Several character changes occurred between seasons. The character of Barbara Diffy was originally conceived as having a detachable head and artificial body. Creator Tim Maile explained that "in the pilot, mom had an artificial body. So her head was real," and actress Lise Simms wore chokers and turtlenecks throughout the first season to conceal where the head was supposed to detach. In a 2019 interview, Ullman recalled that scenes were filmed with the concept but it did not work as intended: "I think we had shot the entire first season that way... Then for the second season, we actually had to end up going back and reshooting a bunch of things." Between seasons, Brenda Song departed to star in The Suite Life of Zack & Cody, and her character Tia was replaced by Via (Juliet Holland-Rose). Similarly, Evan Peters' character Seth was replaced by Owen (Michael Mitchell), and Kay Panabaker's character Debbie was written out after Season 1.

=== Theme song ===
The theme song, also titled "Phil of the Future," was written and composed by John Adair and Steve Hampton, and performed by Loren Ellis with the Drew Davis Band, who also performed the theme song of The Suite Life of Zack & Cody.

== Reception ==
Phil of the Future aired for a total of 43 episodes across two seasons on Disney Channel from June 2004 to August 2006.

Critical reception was mixed. Common Sense Media gave the series a rating of 2 out of 5 stars, describing it as "harmless but unpleasant" and criticizing the "hackneyed situations and endless cheesy sound effects," while noting that Pim's antagonistic behavior was "so nasty, rude, and antagonistic that it makes the show nearly unwatchable." On Rotten Tomatoes, the series has limited critical coverage, with only one professional review aggregated for its first season.

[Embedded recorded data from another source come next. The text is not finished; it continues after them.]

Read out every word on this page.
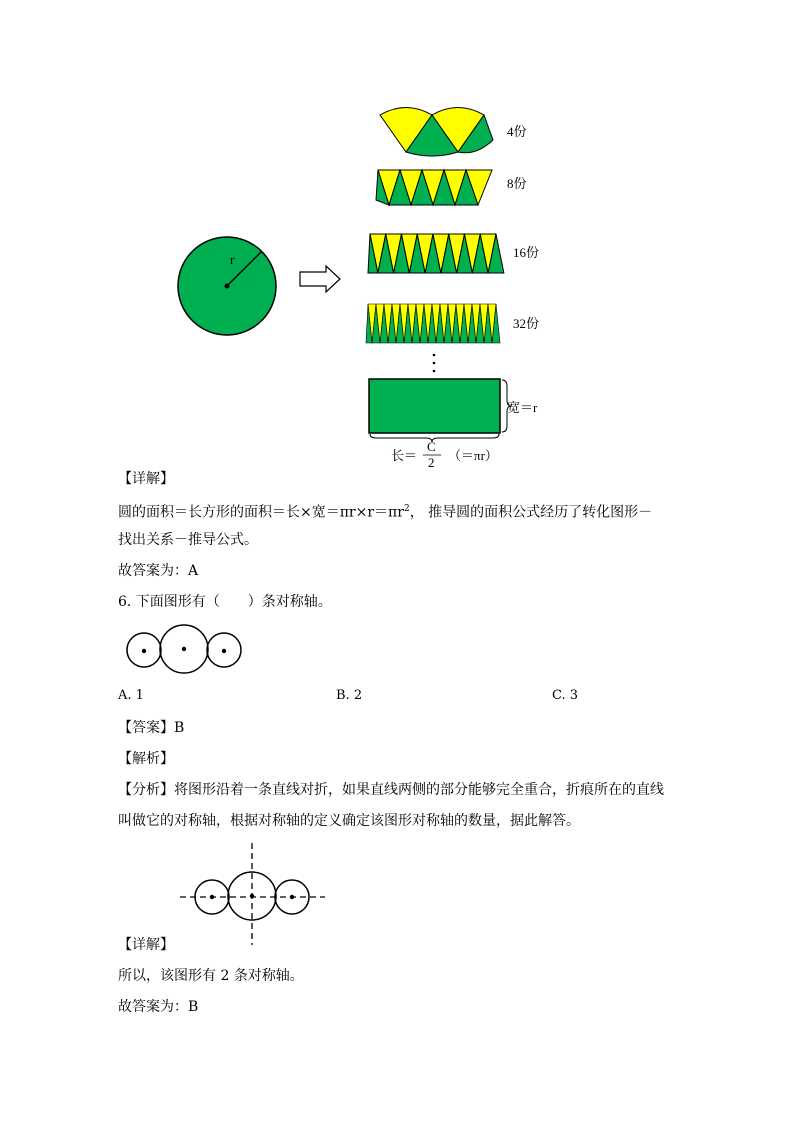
r
4份
8份
16份
32份
宽＝r
长＝
C
2 （＝πr）
【详解】
圆的面积＝长方形的面积＝长×宽$=\pi r\times r=\pi r^2$， 推导圆的面积公式经历了转化图形－
找出关系－推导公式。
故答案为：A
6. 下面图形有（　　）条对称轴。
A. 1	B. 2	C. 3
【答案】B
【解析】
【分析】将图形沿着一条直线对折，如果直线两侧的部分能够完全重合，折痕所在的直线
叫做它的对称轴，根据对称轴的定义确定该图形对称轴的数量，据此解答。
【详解】
所以，该图形有 2 条对称轴。
故答案为：B
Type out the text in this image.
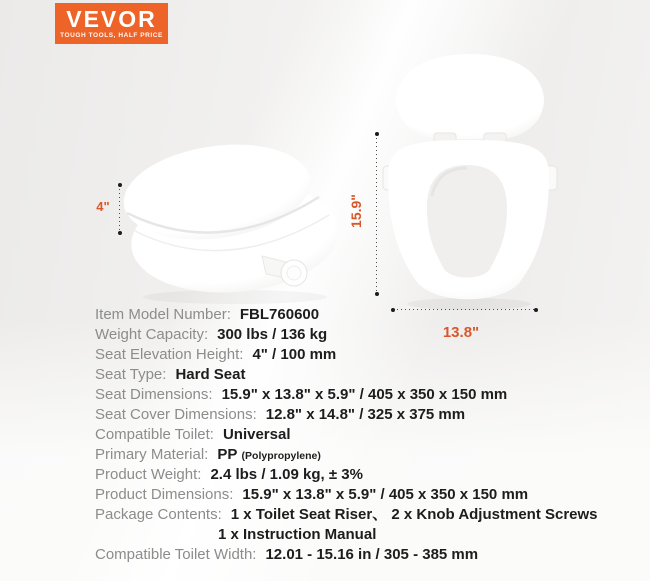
VEVOR
TOUGH TOOLS, HALF PRICE
4"	15.9"
13.8"
Item Model Number: FBL760600
Weight Capacity: 300 lbs / 136 kg
Seat Elevation Height: 4" / 100 mm
Seat Type: Hard Seat
Seat Dimensions: 15.9" x 13.8" x 5.9" / 405 x 350 x 150 mm
Seat Cover Dimensions: 12.8" x 14.8" / 325 x 375 mm
Compatible Toilet: Universal
Primary Material: PP (Polypropylene)
Product Weight: 2.4 lbs / 1.09 kg, ± 3%
Product Dimensions: 15.9" x 13.8" x 5.9" / 405 x 350 x 150 mm
Package Contents: 1 x Toilet Seat Riser、 2 x Knob Adjustment Screws
1 x Instruction Manual
Compatible Toilet Width: 12.01 - 15.16 in / 305 - 385 mm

== Awards and nominations ==

| Year | Award | Category | Nominee | Result |
| 2005 | Young Artist Awards | Best Performance in a TV Series (Comedy or Drama): Leading Young Actress | Alyson Michalka | Nominated |
| Best Performance in a Television Series: Recurring Young Actor | Rory Thost | Nominated |
| Best Performance in a Television Series: Recurring Young Actress | Kay Panabaker | Nominated |
| 2006 | Young Artist Awards | Best Performance in a TV Series (Comedy or Drama): Leading Young Actress | Amy Bruckner | Nominated |
| 2007 | Directors Guild of America | Outstanding Directorial Achievement in Children's Programs | Fred Savage (for "Not-So-Great Great Great Grandpa") | Nominated |
| Writers Guild of America | Children's Episodic & Specials | David Steven Cohen (for "Broadcast Blues") | Nominated |

== Related media ==
=== Home video ===
A DVD of the series titled Gadgets & Gizmos was released on August 16, 2005, containing four episodes: "Double Trouble," "Age Before Beauty," "My Way," and the then-unaired "Team Diffy." The episode "Christmas Break" was released as a bonus feature on the Disney Channel Holiday DVD compilation on November 1, 2005. The complete series became available to stream on Disney+ in the United States when the platform launched on November 12, 2019.

=== Video game ===
A video game based on the series was released for the Game Boy Advance on August 22, 2006, in which players help Phil stop Pim's clones of a futuristic pet called "Blahs."

=== Books ===
Disney Publishing released a series of tie-in books throughout the 2000s, each adapting two episodes into novelized form. Titles include Stuck in Time, The Great Fake-out, Blast from the Past, and Far-out Phil.